In 2022 experiment a reaction was used that had not been studied yet anywhere in the world – interaction of calcium-48 beam with thorium-232 target material. Three unknown before isotopes were obtained in this combination at once: darmstadtium-276 (six events), hassium-272 and siborgium-268 (two events each). It turned out that darmstadtium-276 undergoes alpha decays into hassium-272 in some fractions of a second and hassium in its turn undergoes alpha decays into seborgium-268 in a hundred milliseconds which during 10-15 seconds spontaneously fissions.

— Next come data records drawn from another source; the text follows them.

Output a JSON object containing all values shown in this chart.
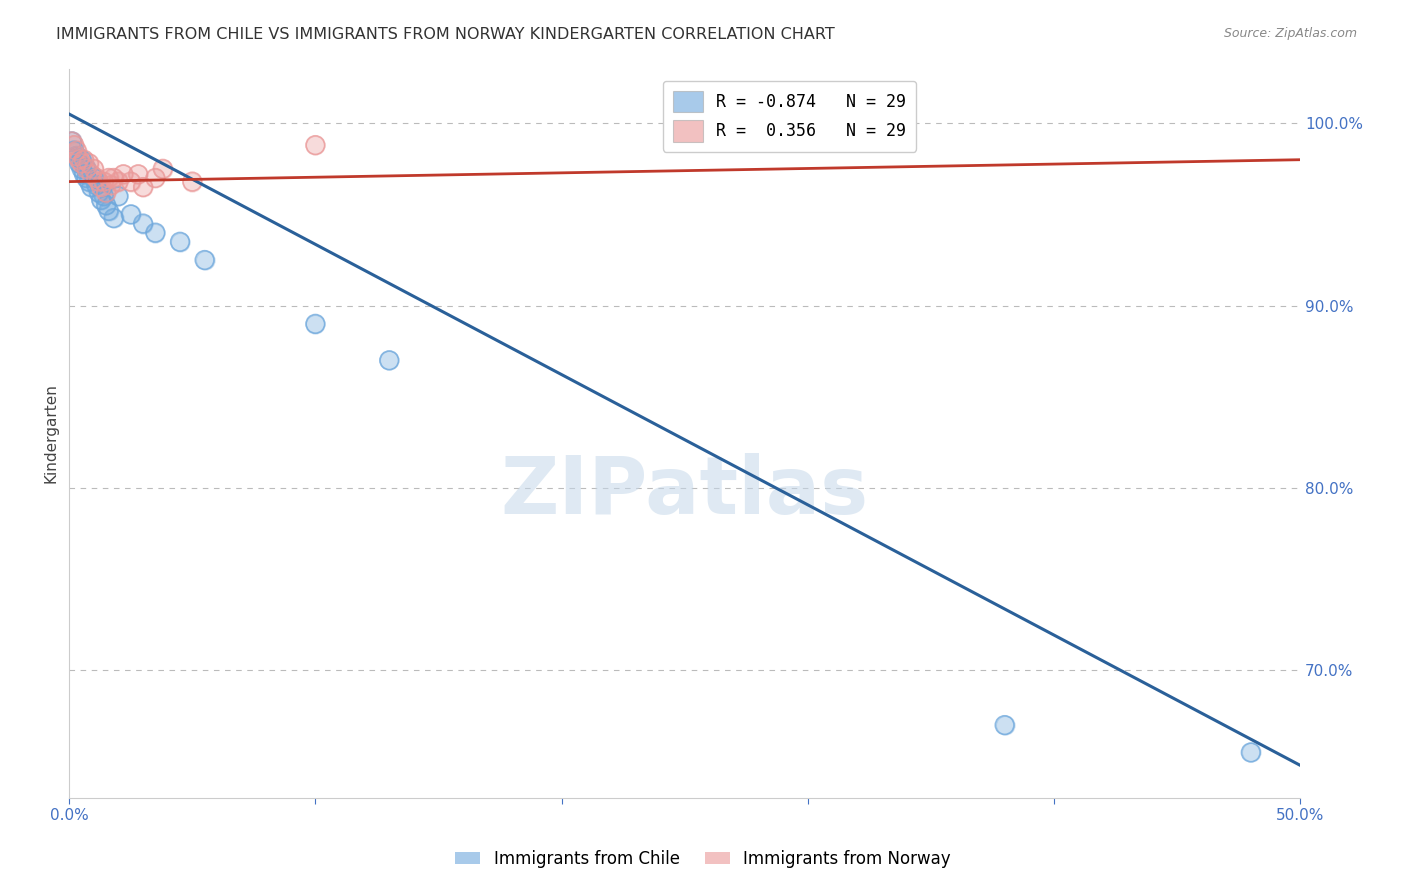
{
  "title": "IMMIGRANTS FROM CHILE VS IMMIGRANTS FROM NORWAY KINDERGARTEN CORRELATION CHART",
  "source_text": "Source: ZipAtlas.com",
  "ylabel": "Kindergarten",
  "watermark": "ZIPatlas",
  "xlim": [
    0.0,
    0.5
  ],
  "ylim": [
    0.63,
    1.03
  ],
  "xtick_positions": [
    0.0,
    0.1,
    0.2,
    0.3,
    0.4,
    0.5
  ],
  "xtick_labels": [
    "0.0%",
    "",
    "",
    "",
    "",
    "50.0%"
  ],
  "yticks": [
    0.7,
    0.8,
    0.9,
    1.0
  ],
  "ytick_labels": [
    "70.0%",
    "80.0%",
    "90.0%",
    "100.0%"
  ],
  "chile_color": "#6fa8dc",
  "norway_color": "#ea9999",
  "legend_R_chile": "R = -0.874",
  "legend_R_norway": "R =  0.356",
  "legend_N": "N = 29",
  "chile_scatter_x": [
    0.001,
    0.002,
    0.003,
    0.004,
    0.005,
    0.005,
    0.006,
    0.007,
    0.007,
    0.008,
    0.009,
    0.01,
    0.011,
    0.012,
    0.013,
    0.014,
    0.015,
    0.016,
    0.018,
    0.02,
    0.025,
    0.03,
    0.035,
    0.045,
    0.055,
    0.1,
    0.13,
    0.38,
    0.48
  ],
  "chile_scatter_y": [
    0.99,
    0.985,
    0.982,
    0.978,
    0.975,
    0.98,
    0.972,
    0.97,
    0.975,
    0.968,
    0.965,
    0.97,
    0.966,
    0.962,
    0.958,
    0.96,
    0.955,
    0.952,
    0.948,
    0.96,
    0.95,
    0.945,
    0.94,
    0.935,
    0.925,
    0.89,
    0.87,
    0.67,
    0.655
  ],
  "norway_scatter_x": [
    0.001,
    0.002,
    0.003,
    0.003,
    0.004,
    0.005,
    0.006,
    0.007,
    0.008,
    0.009,
    0.01,
    0.011,
    0.012,
    0.013,
    0.014,
    0.015,
    0.016,
    0.017,
    0.018,
    0.02,
    0.022,
    0.025,
    0.028,
    0.03,
    0.035,
    0.038,
    0.05,
    0.1,
    0.32
  ],
  "norway_scatter_y": [
    0.99,
    0.988,
    0.985,
    0.982,
    0.98,
    0.978,
    0.98,
    0.975,
    0.978,
    0.972,
    0.975,
    0.97,
    0.968,
    0.965,
    0.968,
    0.962,
    0.97,
    0.966,
    0.97,
    0.968,
    0.972,
    0.968,
    0.972,
    0.965,
    0.97,
    0.975,
    0.968,
    0.988,
    0.99
  ],
  "blue_line_x": [
    0.0,
    0.5
  ],
  "blue_line_y": [
    1.005,
    0.648
  ],
  "red_line_x": [
    0.0,
    0.5
  ],
  "red_line_y": [
    0.968,
    0.98
  ],
  "background_color": "#ffffff",
  "grid_color": "#bbbbbb",
  "title_color": "#333333",
  "tick_color": "#4472c4",
  "ylabel_color": "#444444",
  "legend_label_chile": "Immigrants from Chile",
  "legend_label_norway": "Immigrants from Norway"
}
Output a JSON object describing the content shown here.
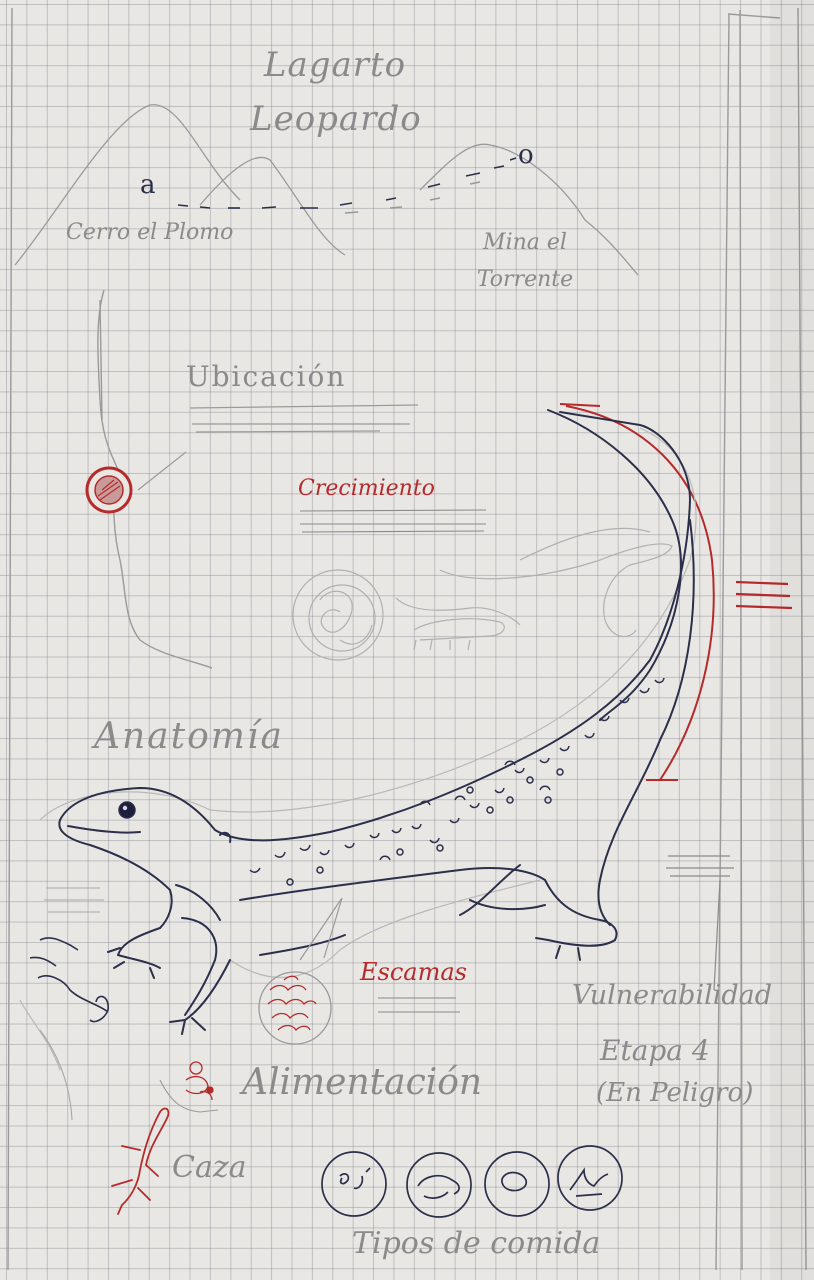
{
  "sheet": {
    "title": "Lagarto Leopardo",
    "map_labels": {
      "start": "Cerro el Plomo",
      "end": "Mina el Torrente"
    },
    "route_points": {
      "start": "a",
      "end": "o"
    },
    "sections": {
      "location": "Ubicación",
      "growth": "Crecimiento",
      "anatomy": "Anatomía",
      "scales": "Escamas",
      "feeding": "Alimentación",
      "hunting": "Caza",
      "food_types": "Tipos de comida",
      "vulnerability": "Vulnerabilidad",
      "stage": "Etapa 4",
      "status": "(En Peligro)"
    }
  },
  "colors": {
    "paper": "#e9e7e4",
    "grid": "#7d8187",
    "pencil": "#8a8a8a",
    "pen": "#2b2f4a",
    "red_pen": "#b52b2b"
  }
}
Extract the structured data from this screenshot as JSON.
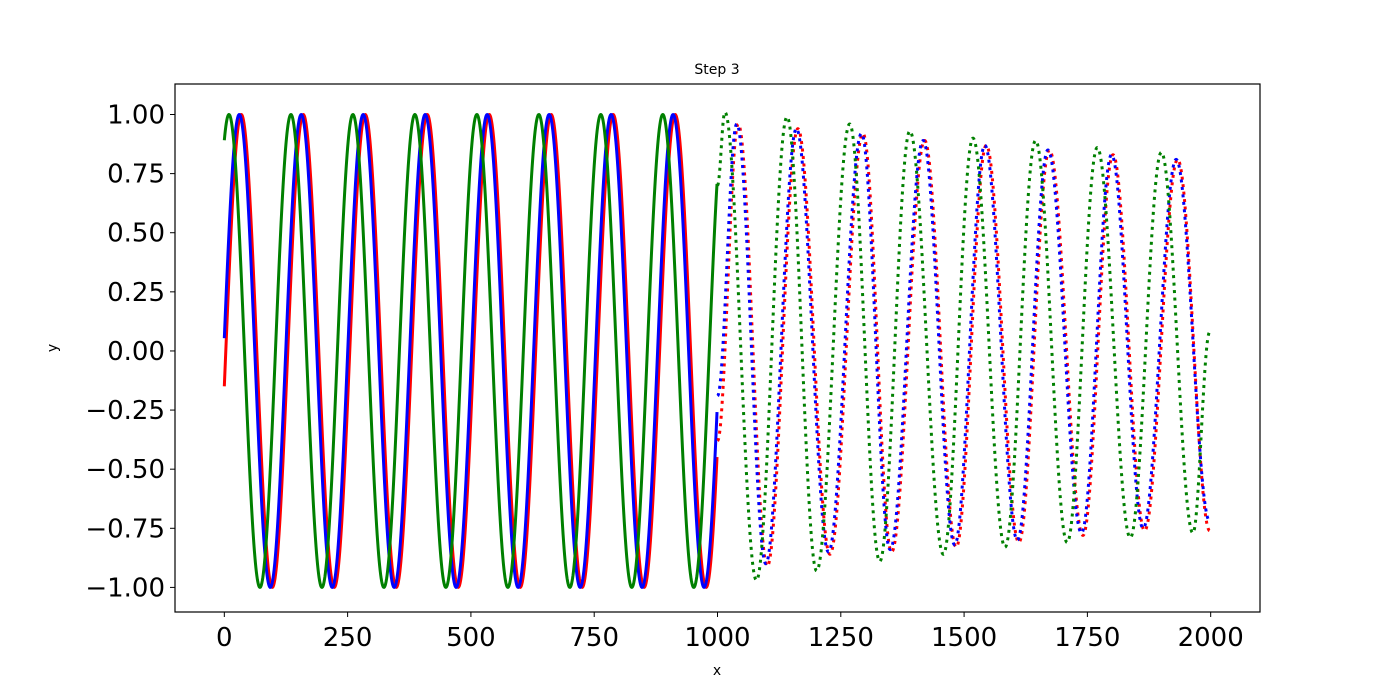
{
  "chart_data": {
    "type": "line",
    "title": "Step 3",
    "xlabel": "x",
    "ylabel": "y",
    "xlim": [
      -100,
      2100
    ],
    "ylim": [
      -1.104,
      1.129
    ],
    "xticks": [
      0,
      250,
      500,
      750,
      1000,
      1250,
      1500,
      1750,
      2000
    ],
    "xtick_labels": [
      "0",
      "250",
      "500",
      "750",
      "1000",
      "1250",
      "1500",
      "1750",
      "2000"
    ],
    "yticks": [
      -1.0,
      -0.75,
      -0.5,
      -0.25,
      0.0,
      0.25,
      0.5,
      0.75,
      1.0
    ],
    "ytick_labels": [
      "−1.00",
      "−0.75",
      "−0.50",
      "−0.25",
      "0.00",
      "0.25",
      "0.50",
      "0.75",
      "1.00"
    ],
    "grid": false,
    "legend": "none",
    "series": [
      {
        "color": "#ff0000",
        "style": "solid",
        "x_range": [
          0,
          999
        ],
        "function": "sin",
        "amplitude": 1,
        "frequency": 0.05,
        "phase": -0.15
      },
      {
        "color": "#0000ff",
        "style": "solid",
        "x_range": [
          0,
          999
        ],
        "function": "sin",
        "amplitude": 1,
        "frequency": 0.05,
        "phase": 0.054
      },
      {
        "color": "#008000",
        "style": "solid",
        "x_range": [
          0,
          999
        ],
        "function": "sin",
        "amplitude": 1,
        "frequency": 0.05,
        "phase": 1.1
      },
      {
        "color": "#ff0000",
        "style": "dotted",
        "extrema": [
          [
            1000,
            -0.38
          ],
          [
            1042,
            0.96
          ],
          [
            1101,
            -0.91
          ],
          [
            1163,
            0.94
          ],
          [
            1228,
            -0.86
          ],
          [
            1295,
            0.92
          ],
          [
            1353,
            -0.85
          ],
          [
            1420,
            0.89
          ],
          [
            1484,
            -0.83
          ],
          [
            1545,
            0.87
          ],
          [
            1611,
            -0.81
          ],
          [
            1673,
            0.85
          ],
          [
            1741,
            -0.78
          ],
          [
            1802,
            0.83
          ],
          [
            1866,
            -0.76
          ],
          [
            1933,
            0.81
          ],
          [
            1998,
            -0.76
          ]
        ]
      },
      {
        "color": "#0000ff",
        "style": "dotted",
        "extrema": [
          [
            1000,
            -0.19
          ],
          [
            1039,
            0.96
          ],
          [
            1098,
            -0.9
          ],
          [
            1160,
            0.94
          ],
          [
            1225,
            -0.85
          ],
          [
            1292,
            0.92
          ],
          [
            1350,
            -0.84
          ],
          [
            1417,
            0.89
          ],
          [
            1481,
            -0.82
          ],
          [
            1542,
            0.87
          ],
          [
            1608,
            -0.8
          ],
          [
            1670,
            0.85
          ],
          [
            1738,
            -0.77
          ],
          [
            1799,
            0.83
          ],
          [
            1863,
            -0.75
          ],
          [
            1930,
            0.81
          ],
          [
            1998,
            -0.72
          ]
        ]
      },
      {
        "color": "#008000",
        "style": "dotted",
        "extrema": [
          [
            1000,
            0.7
          ],
          [
            1015,
            1.01
          ],
          [
            1079,
            -0.97
          ],
          [
            1141,
            0.99
          ],
          [
            1201,
            -0.93
          ],
          [
            1268,
            0.96
          ],
          [
            1329,
            -0.89
          ],
          [
            1390,
            0.93
          ],
          [
            1458,
            -0.86
          ],
          [
            1518,
            0.9
          ],
          [
            1583,
            -0.83
          ],
          [
            1645,
            0.89
          ],
          [
            1709,
            -0.81
          ],
          [
            1770,
            0.86
          ],
          [
            1837,
            -0.79
          ],
          [
            1900,
            0.84
          ],
          [
            1964,
            -0.77
          ],
          [
            1998,
            0.08
          ]
        ]
      }
    ]
  }
}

Preparation for the synthesis of element 120 of the Periodic Table is the main purpose of this experiment. Theory predicts that minimum cross section was expected for the calcium-thorium reaction. Cross sections in calcium-48 reaction increase both when moving to lighter elements and to heavier ones. For element 110, darmstadtium, its minimum was predicted by theory. “It was very important to try to synthesize at the Factory a nucleus for which the survival rate is expected to be even lower than for element 120 to demonstrate that we are able to perform experiments with very low cross sections. Lower than we have worked so far. And it was also a success”,- explained Alexander Karpov.
Another fact which was very important to study is that the isotopes of element 120 which may be produced in one of the possible fusion reactions will go along decay chain through darmstadtium-276, hassium-272 and seborgium-268. “That’s why it was very important to get these nuclei separately, study their properties so that later when observing the fusion events of element 120 we were absolutely sure that we identified nuclei correctly”,- said Alexander Karpov.
FLNR plan to continue the study of the calcium-thorium reaction in spring 2023 only at higher beam energy. One may hope both for refining properties of just discovered darmstadtium-276 and for the synthesis of others unknown yet isotopes of this element such as darmstadtium-275 or darmstadtium-274.
“Five new isotopes over two years of work means that SHE Factory is indeed an extra-class complex for the synthesis and study of superheavy elements”,- said FLNR Scientific secretary. Parameters of both the Factory accelerator and the separators were initially adjusted for the most efficient solution of SHE physics and chemistry tasks. “All our experience in creation of accelerators and separators accumulated over the previous decades, taking into account all ideas for improving parameters of the facilities was put into this accelerator complex. Actually we did our 100% best”,- said Alexander Karpov.
Another advantage of our specialized complex is that FLNR scientists can work on it practically all year round while the session time at accelerator complexes in other scientific centers should be divided between research groups working in different directions. “We have an advantage both in time and in access to the target and beam forming material. Accelerator complex of SHE Factory is now actually world leader in all respects”,- summed up Alexander Karpov.